The platform thread bottleneck

Platform threads have several limitations:

1. Resource intensive: Each thread consumes about 1MB of stack memory and requires OS kernel resources.
2. Context switching overhead: The OS scheduler manages threads, and context switches are expensive (typically 1-10 microseconds).
3. Limited scalability: Most systems struggle beyond 10,000-20,000 concurrent threads.
4. Thread pool sizing: Developers must carefully tune thread pools, balancing throughput against resource consumption.

Consider a typical web server handling 10,000 concurrent requests. With the thread-per-request model, you need 10,000 platform threads, consuming ~10GB of memory just for thread stacks. This doesn't scale to modern cloud applications that might need to handle hundreds of thousands of concurrent connections.

The reactive alternative and its costs

Reactive frameworks like Spring WebFlux, RxJava, and Vert.x emerged to address these limitations. They use non-blocking I/O with a small number of threads, achieving massive scalability.

A real-world example of this trade-off is the Fabric8 Kubernetes Client. When building Java-based Kubernetes operators and controllers, each watcher or SharedInformer traditionally required its own thread. In large clusters with hundreds of Custom Resource Definitions (CRDs) and thousands of watched resources, the thread overhead became a significant bottleneck.
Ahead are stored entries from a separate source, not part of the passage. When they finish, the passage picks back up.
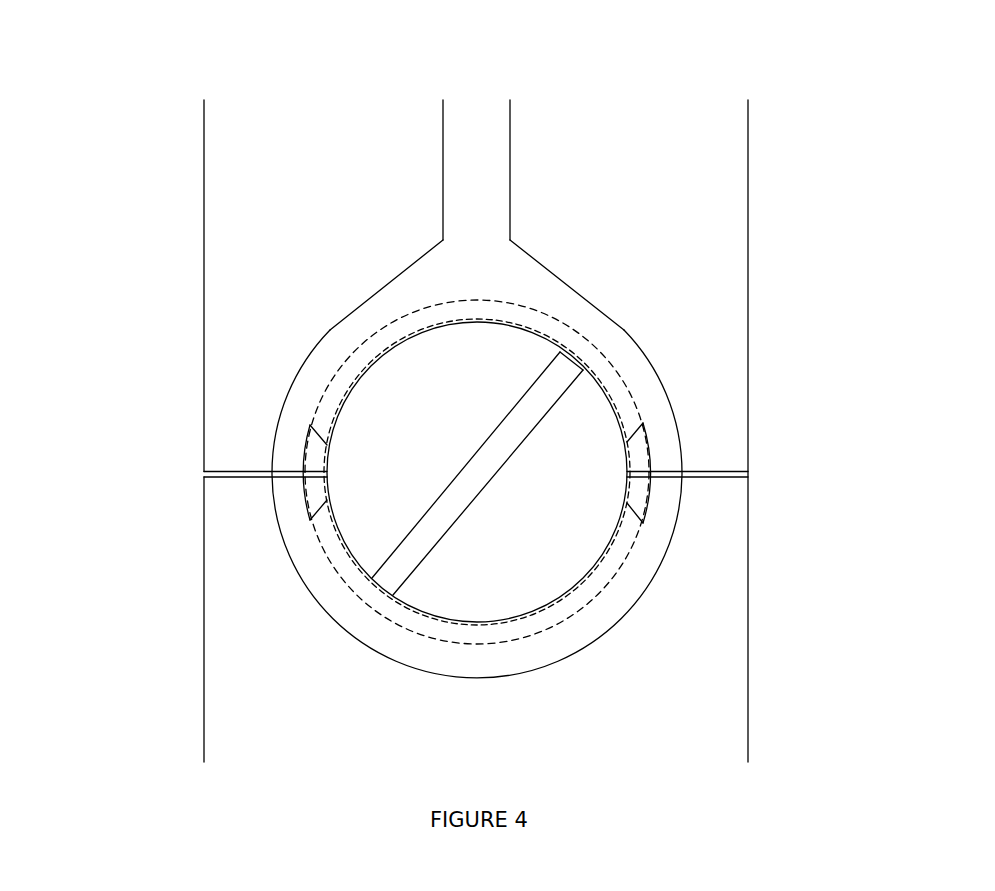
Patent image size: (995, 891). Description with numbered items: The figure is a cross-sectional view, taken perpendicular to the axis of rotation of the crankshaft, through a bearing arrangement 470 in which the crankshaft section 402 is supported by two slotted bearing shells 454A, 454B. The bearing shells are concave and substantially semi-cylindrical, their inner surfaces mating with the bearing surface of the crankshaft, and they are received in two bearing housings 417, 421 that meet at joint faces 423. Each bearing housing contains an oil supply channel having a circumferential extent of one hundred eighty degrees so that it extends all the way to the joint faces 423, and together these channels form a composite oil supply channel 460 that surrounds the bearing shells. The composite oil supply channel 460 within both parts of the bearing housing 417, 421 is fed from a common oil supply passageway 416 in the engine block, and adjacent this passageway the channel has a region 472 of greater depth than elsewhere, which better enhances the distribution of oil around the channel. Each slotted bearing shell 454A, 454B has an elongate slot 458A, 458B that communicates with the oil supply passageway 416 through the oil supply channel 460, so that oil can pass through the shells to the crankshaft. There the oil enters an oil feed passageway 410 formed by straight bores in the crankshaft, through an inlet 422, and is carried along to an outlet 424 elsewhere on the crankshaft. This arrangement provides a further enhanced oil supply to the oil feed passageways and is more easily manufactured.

The bearing arrangement 470 is at (415, 403).
The region of greater depth 472 is at (430, 273).
The oil supply passageway 416 is at (500, 175).
The composite oil supply channel 460 is at (573, 313).
The bearing housing 417 is at (237, 240).
The elongate slot 458A is at (355, 352).
The inlet 422 is at (574, 367).
The crankshaft section 402 is at (368, 422).
The joint faces 423 is at (243, 470).
The slotted bearing shell 454A is at (638, 452).
The slotted bearing shell 454B is at (638, 495).
The oil feed passageway 410 is at (450, 500).
The bearing housing 421 is at (227, 675).
The outlet 424 is at (388, 580).
The elongate slot 458B is at (532, 628).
This limitation was one of the main reasons we added reactive HTTP client implementations to Fabric8, including Vert.x, which uses non-blocking I/O to handle massive numbers of concurrent watches without the thread overhead.

However, reactive programming comes with significant costs:

• Steep learning curve: Developers must think in terms of streams, publishers, and subscribers.
• Debugging nightmare: Stack traces become nearly useless as execution hops between callbacks.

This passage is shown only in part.